Number 4 in The Lord of the Rings: Seven Book Editions

Publisher: Houghton Mifflin
Pages: 189
Genre: Classics, Fantasy
Published: 1954-07-29
Original Language: English

For the first time, The Lord of the Rings is presented as a boxed set of seven hardcover volumes, one for each of its six parts plus a seventh volume containing maps and the appendices. Bound in black covers with the distinctive Eye of Sauron design from the original jackets embossed in red and gold foil on each volume. Each book bears Tolkien's originally conceived title - The Ring Sets Out, The Ring Goes South, The Treason at Isengard, The Ring Goes East, The War of the Ring, The End of the Third Age - and has been specially typeset for this edition. With sales of over 50 million copies wordwide and acknowledged as the book of the century by book lovers all over the world, this commemorative edition is available for a strictly limited period and provides Tolkien lovers, fans, and collectors old and new with the perfect opportunity to own a piece of twentieth century literary history.

Read from 2021-01-21 to 2021-05-24
Read in English
Rating: 3.5/5
Review: This part of the Lord of The Rings is mainly the “Sam and Frodo walk for a long time”, and therefore has a hard job to do when it comes to being especially exciting. It is, figuratively and literally, a walk from one stage of the story to the next, and only speeds up to a light jog by the very end.
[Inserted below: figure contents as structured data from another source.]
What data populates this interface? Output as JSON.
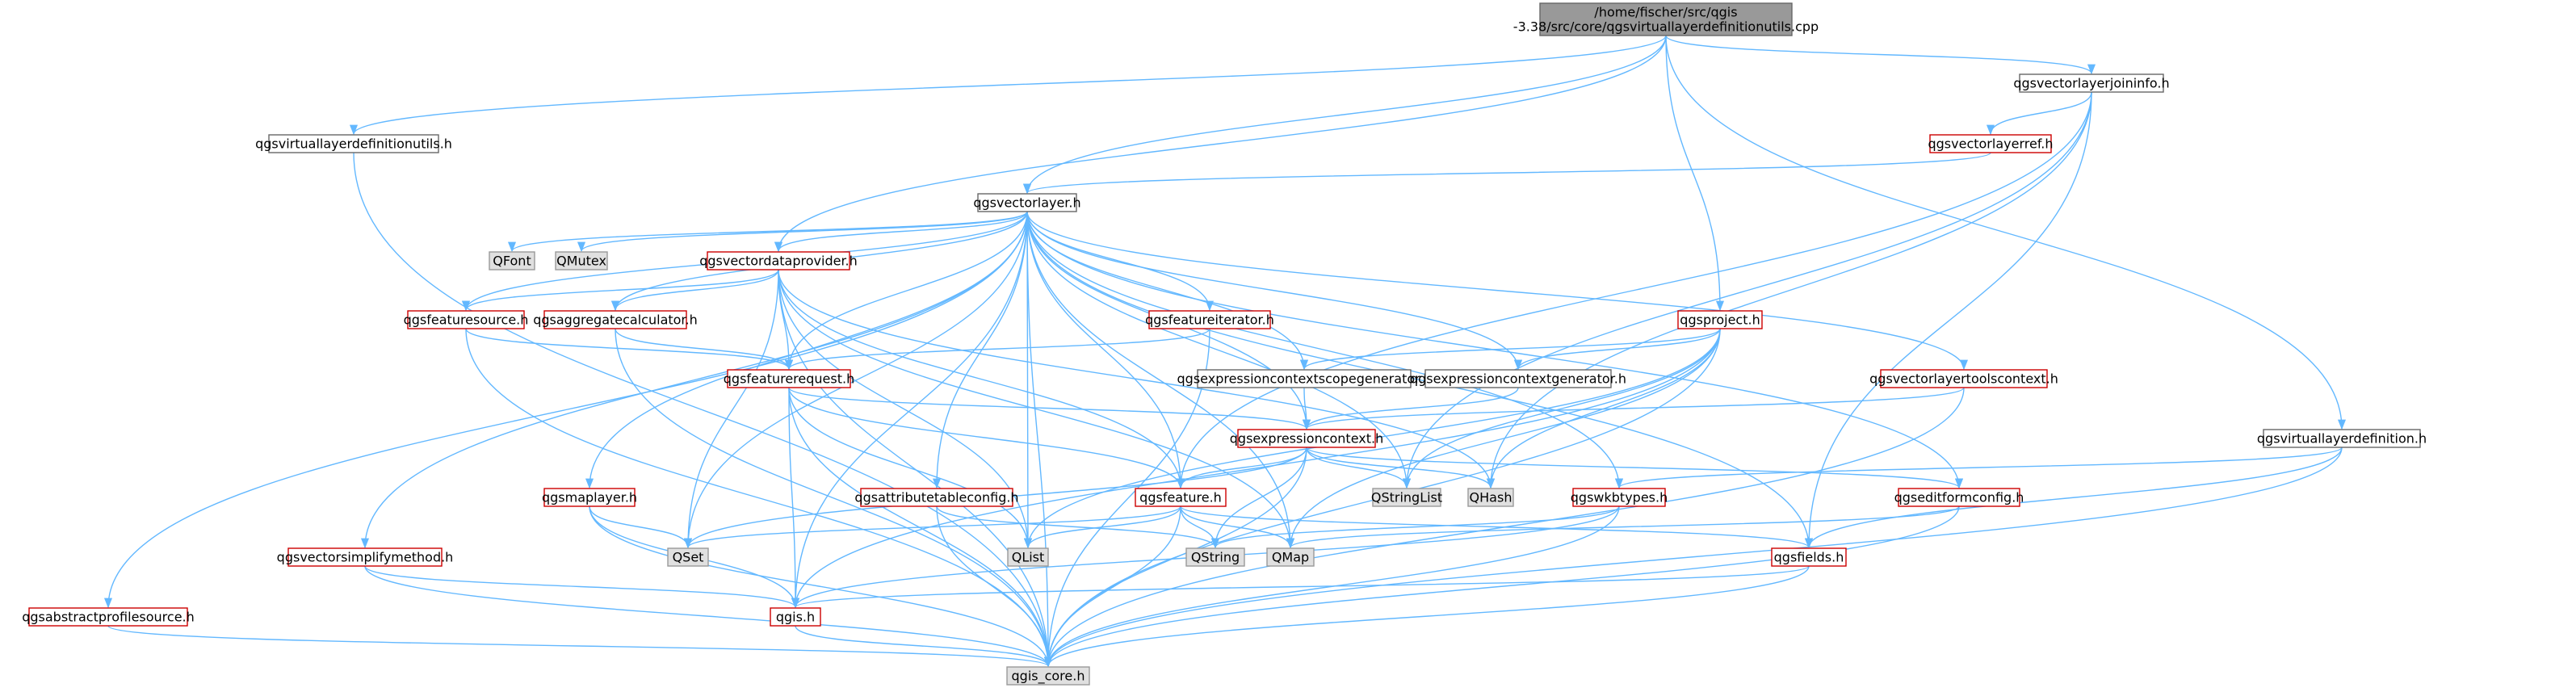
{
  "colors": {
    "edge": "#63b8ff",
    "root_fill": "#999999",
    "root_stroke": "#666666",
    "red_stroke": "#cc0000",
    "normal_stroke": "#666666",
    "external_fill": "#e0e0e0",
    "external_stroke": "#999999",
    "white_fill": "#ffffff",
    "text": "#000000"
  },
  "nodes": [
    {
      "id": "root",
      "style": "root",
      "lines": [
        "/home/fischer/src/qgis",
        "-3.38/src/core/qgsvirtuallayerdefinitionutils.cpp"
      ]
    },
    {
      "id": "vldutils",
      "style": "normal",
      "lines": [
        "qgsvirtuallayerdefinitionutils.h"
      ]
    },
    {
      "id": "joininfo",
      "style": "normal",
      "lines": [
        "qgsvectorlayerjoininfo.h"
      ]
    },
    {
      "id": "vlref",
      "style": "red",
      "lines": [
        "qgsvectorlayerref.h"
      ]
    },
    {
      "id": "vlayer",
      "style": "normal",
      "lines": [
        "qgsvectorlayer.h"
      ]
    },
    {
      "id": "qfont",
      "style": "external",
      "lines": [
        "QFont"
      ]
    },
    {
      "id": "qmutex",
      "style": "external",
      "lines": [
        "QMutex"
      ]
    },
    {
      "id": "vdp",
      "style": "red",
      "lines": [
        "qgsvectordataprovider.h"
      ]
    },
    {
      "id": "fsource",
      "style": "red",
      "lines": [
        "qgsfeaturesource.h"
      ]
    },
    {
      "id": "aggcalc",
      "style": "red",
      "lines": [
        "qgsaggregatecalculator.h"
      ]
    },
    {
      "id": "fiter",
      "style": "red",
      "lines": [
        "qgsfeatureiterator.h"
      ]
    },
    {
      "id": "project",
      "style": "red",
      "lines": [
        "qgsproject.h"
      ]
    },
    {
      "id": "freq",
      "style": "red",
      "lines": [
        "qgsfeaturerequest.h"
      ]
    },
    {
      "id": "ecscopegen",
      "style": "normal",
      "lines": [
        "qgsexpressioncontextscopegenerator.h"
      ]
    },
    {
      "id": "ecgen",
      "style": "normal",
      "lines": [
        "qgsexpressioncontextgenerator.h"
      ]
    },
    {
      "id": "vltools",
      "style": "red",
      "lines": [
        "qgsvectorlayertoolscontext.h"
      ]
    },
    {
      "id": "vldef",
      "style": "normal",
      "lines": [
        "qgsvirtuallayerdefinition.h"
      ]
    },
    {
      "id": "econtext",
      "style": "red",
      "lines": [
        "qgsexpressioncontext.h"
      ]
    },
    {
      "id": "maplayer",
      "style": "red",
      "lines": [
        "qgsmaplayer.h"
      ]
    },
    {
      "id": "attrtable",
      "style": "red",
      "lines": [
        "qgsattributetableconfig.h"
      ]
    },
    {
      "id": "feature",
      "style": "red",
      "lines": [
        "qgsfeature.h"
      ]
    },
    {
      "id": "qstringlist",
      "style": "external",
      "lines": [
        "QStringList"
      ]
    },
    {
      "id": "qhash",
      "style": "external",
      "lines": [
        "QHash"
      ]
    },
    {
      "id": "wkbtypes",
      "style": "red",
      "lines": [
        "qgswkbtypes.h"
      ]
    },
    {
      "id": "editform",
      "style": "red",
      "lines": [
        "qgseditformconfig.h"
      ]
    },
    {
      "id": "simplify",
      "style": "red",
      "lines": [
        "qgsvectorsimplifymethod.h"
      ]
    },
    {
      "id": "qset",
      "style": "external",
      "lines": [
        "QSet"
      ]
    },
    {
      "id": "qlist",
      "style": "external",
      "lines": [
        "QList"
      ]
    },
    {
      "id": "qstring",
      "style": "external",
      "lines": [
        "QString"
      ]
    },
    {
      "id": "qmap",
      "style": "external",
      "lines": [
        "QMap"
      ]
    },
    {
      "id": "fields",
      "style": "red",
      "lines": [
        "qgsfields.h"
      ]
    },
    {
      "id": "absprofile",
      "style": "red",
      "lines": [
        "qgsabstractprofilesource.h"
      ]
    },
    {
      "id": "qgis",
      "style": "red",
      "lines": [
        "qgis.h"
      ]
    },
    {
      "id": "qgiscore",
      "style": "external",
      "lines": [
        "qgis_core.h"
      ]
    }
  ],
  "edges": [
    [
      "root",
      "vldutils"
    ],
    [
      "root",
      "joininfo"
    ],
    [
      "root",
      "vlayer"
    ],
    [
      "root",
      "vdp"
    ],
    [
      "root",
      "project"
    ],
    [
      "root",
      "vldef"
    ],
    [
      "vldutils",
      "qgiscore"
    ],
    [
      "joininfo",
      "vlref"
    ],
    [
      "joininfo",
      "feature"
    ],
    [
      "joininfo",
      "qstringlist"
    ],
    [
      "joininfo",
      "qhash"
    ],
    [
      "joininfo",
      "fields"
    ],
    [
      "vlref",
      "vlayer"
    ],
    [
      "vlayer",
      "qfont"
    ],
    [
      "vlayer",
      "qmutex"
    ],
    [
      "vlayer",
      "vdp"
    ],
    [
      "vlayer",
      "fsource"
    ],
    [
      "vlayer",
      "aggcalc"
    ],
    [
      "vlayer",
      "fiter"
    ],
    [
      "vlayer",
      "freq"
    ],
    [
      "vlayer",
      "ecscopegen"
    ],
    [
      "vlayer",
      "ecgen"
    ],
    [
      "vlayer",
      "vltools"
    ],
    [
      "vlayer",
      "econtext"
    ],
    [
      "vlayer",
      "maplayer"
    ],
    [
      "vlayer",
      "attrtable"
    ],
    [
      "vlayer",
      "feature"
    ],
    [
      "vlayer",
      "qstringlist"
    ],
    [
      "vlayer",
      "editform"
    ],
    [
      "vlayer",
      "simplify"
    ],
    [
      "vlayer",
      "qset"
    ],
    [
      "vlayer",
      "qlist"
    ],
    [
      "vlayer",
      "qmap"
    ],
    [
      "vlayer",
      "fields"
    ],
    [
      "vlayer",
      "absprofile"
    ],
    [
      "vlayer",
      "qgis"
    ],
    [
      "vlayer",
      "qgiscore"
    ],
    [
      "vlayer",
      "wkbtypes"
    ],
    [
      "vdp",
      "fsource"
    ],
    [
      "vdp",
      "aggcalc"
    ],
    [
      "vdp",
      "freq"
    ],
    [
      "vdp",
      "feature"
    ],
    [
      "vdp",
      "qset"
    ],
    [
      "vdp",
      "qlist"
    ],
    [
      "vdp",
      "qmap"
    ],
    [
      "vdp",
      "qgiscore"
    ],
    [
      "vdp",
      "qhash"
    ],
    [
      "fsource",
      "freq"
    ],
    [
      "fsource",
      "qgiscore"
    ],
    [
      "aggcalc",
      "freq"
    ],
    [
      "aggcalc",
      "qgiscore"
    ],
    [
      "fiter",
      "freq"
    ],
    [
      "fiter",
      "qgiscore"
    ],
    [
      "project",
      "ecscopegen"
    ],
    [
      "project",
      "ecgen"
    ],
    [
      "project",
      "qstringlist"
    ],
    [
      "project",
      "qhash"
    ],
    [
      "project",
      "qgiscore"
    ],
    [
      "project",
      "qgis"
    ],
    [
      "project",
      "qlist"
    ],
    [
      "project",
      "qmap"
    ],
    [
      "freq",
      "econtext"
    ],
    [
      "freq",
      "feature"
    ],
    [
      "freq",
      "qgis"
    ],
    [
      "freq",
      "qgiscore"
    ],
    [
      "freq",
      "qlist"
    ],
    [
      "ecscopegen",
      "econtext"
    ],
    [
      "ecgen",
      "econtext"
    ],
    [
      "vltools",
      "econtext"
    ],
    [
      "vltools",
      "qgiscore"
    ],
    [
      "vldef",
      "fields"
    ],
    [
      "vldef",
      "wkbtypes"
    ],
    [
      "vldef",
      "qgiscore"
    ],
    [
      "econtext",
      "feature"
    ],
    [
      "econtext",
      "qstringlist"
    ],
    [
      "econtext",
      "qset"
    ],
    [
      "econtext",
      "qgiscore"
    ],
    [
      "econtext",
      "qstring"
    ],
    [
      "econtext",
      "qhash"
    ],
    [
      "econtext",
      "editform"
    ],
    [
      "maplayer",
      "qset"
    ],
    [
      "maplayer",
      "qgis"
    ],
    [
      "maplayer",
      "qgiscore"
    ],
    [
      "attrtable",
      "qgiscore"
    ],
    [
      "attrtable",
      "qstring"
    ],
    [
      "feature",
      "qset"
    ],
    [
      "feature",
      "qlist"
    ],
    [
      "feature",
      "qstring"
    ],
    [
      "feature",
      "qmap"
    ],
    [
      "feature",
      "fields"
    ],
    [
      "feature",
      "qgiscore"
    ],
    [
      "wkbtypes",
      "qgis"
    ],
    [
      "wkbtypes",
      "qgiscore"
    ],
    [
      "wkbtypes",
      "qstring"
    ],
    [
      "editform",
      "qgiscore"
    ],
    [
      "editform",
      "qmap"
    ],
    [
      "simplify",
      "qgis"
    ],
    [
      "simplify",
      "qgiscore"
    ],
    [
      "fields",
      "qgis"
    ],
    [
      "fields",
      "qgiscore"
    ],
    [
      "absprofile",
      "qgiscore"
    ],
    [
      "qgis",
      "qgiscore"
    ]
  ]
}
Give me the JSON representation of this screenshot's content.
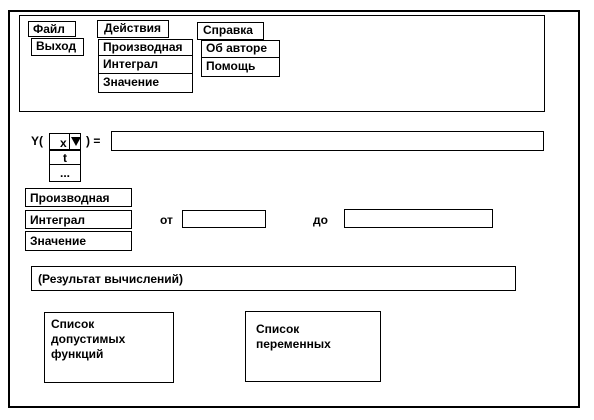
{
  "menu": {
    "file": {
      "label": "Файл",
      "items": [
        "Выход"
      ]
    },
    "actions": {
      "label": "Действия",
      "items": [
        "Производная",
        "Интеграл",
        "Значение"
      ]
    },
    "help": {
      "label": "Справка",
      "items": [
        "Об авторе",
        "Помощь"
      ]
    }
  },
  "expression": {
    "prefix": "Y(",
    "suffix": ") =",
    "variable_selected": "x",
    "variable_options": [
      "t",
      "..."
    ]
  },
  "operations": {
    "derivative": "Производная",
    "integral": "Интеграл",
    "value": "Значение"
  },
  "bounds": {
    "from_label": "от",
    "to_label": "до"
  },
  "result": {
    "text": "(Результат вычислений)"
  },
  "lists": {
    "functions": "Список допустимых функций",
    "variables": "Список переменных"
  }
}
Still, the meeting with Faramir, especially how the characters relate to each other, is interesting, and the overheard conversation with the orcs at the end of the book is fun – if only to hear the way in which they speak to each other.

Still, while this part of the story isn’t my favourite in any medium, I feel that it could have been told with a little more of the charm and magic that has been more present in the previous parts of the story.